三井住友海上火災保険ヤンゴン駐在員事務所は19日、ミャンマー最大都市ヤンゴンで自然災害リスクと対策をテーマにしたセミナーを開いた。同社の調査では、日系企業が多く進出するヤンゴン郊外のティラワ経済特区(SEZ)が、2008年に甚大な被害を出したサイクロン・ナルギスと同規模の高潮が発生しても浸水しない設計であることが明らかになった。

MS&ADインシュランスグループのインターリスク総研のタイ法人である、インターリスクアジア(タイランド)の佐藤公紀マネジャーは、ミャンマーで最大の自然災害リスクは台風と高潮が同時に発生する事態だと説明。都市部全域において、「排水システムが不十分であることにより、処理能力を超える雨水が側溝などからあふれて建物や工場、道路が浸水する内水氾濫が起きる可能性が高い」と述べた。

ティラワの自然災害リスクをテーマに開かれた三井住友海上のセミナー=19日、ヤンゴン(NNA)

ティラワの自然災害リスクをテーマに開かれた三井住友海上のセミナー=19日、ヤンゴン(NNA)

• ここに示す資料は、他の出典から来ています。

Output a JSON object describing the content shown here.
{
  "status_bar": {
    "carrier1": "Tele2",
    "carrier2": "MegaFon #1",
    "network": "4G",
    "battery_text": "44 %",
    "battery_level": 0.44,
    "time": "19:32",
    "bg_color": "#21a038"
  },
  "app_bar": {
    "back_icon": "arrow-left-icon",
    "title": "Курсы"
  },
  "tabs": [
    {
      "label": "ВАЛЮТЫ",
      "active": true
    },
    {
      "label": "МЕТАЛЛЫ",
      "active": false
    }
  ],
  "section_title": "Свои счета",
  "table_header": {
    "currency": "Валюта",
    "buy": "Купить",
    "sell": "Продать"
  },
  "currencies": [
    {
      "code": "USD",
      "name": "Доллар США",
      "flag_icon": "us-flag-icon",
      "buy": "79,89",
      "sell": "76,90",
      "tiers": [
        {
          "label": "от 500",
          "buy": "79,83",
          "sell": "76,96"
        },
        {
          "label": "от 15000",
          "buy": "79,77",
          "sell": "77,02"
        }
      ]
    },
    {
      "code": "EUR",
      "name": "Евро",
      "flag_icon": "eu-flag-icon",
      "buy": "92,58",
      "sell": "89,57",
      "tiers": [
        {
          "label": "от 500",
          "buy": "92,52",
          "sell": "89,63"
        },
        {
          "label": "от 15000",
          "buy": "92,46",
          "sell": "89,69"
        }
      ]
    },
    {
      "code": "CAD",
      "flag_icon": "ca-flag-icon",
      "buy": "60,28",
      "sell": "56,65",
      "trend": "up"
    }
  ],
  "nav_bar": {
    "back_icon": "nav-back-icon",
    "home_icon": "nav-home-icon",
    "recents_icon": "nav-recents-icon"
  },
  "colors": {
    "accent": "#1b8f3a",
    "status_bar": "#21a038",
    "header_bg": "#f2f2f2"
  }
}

佐藤氏によると、現在、ティラワSEZがある地域ではナルギス発生時に一部が浸水したが、SEZ整備に合わせ、浸水時の標高よりも高い地盤を造成することで高潮による被害を防ぐ設計となっている。同社が行った洪水シミュレーションでは、50年間で1度の大洪水が発生した想定でも浸水は構内道路にとどまり、販売用地は被害を受けなかった。

一方、個別の工場、倉庫ではこれまでにも、雨漏りや浸水による製品の水濡れ被害などが発生。佐藤氏は、排水溝の清掃や点検、製品の保管方法の検討などの備えを重視することが必要だと指摘した。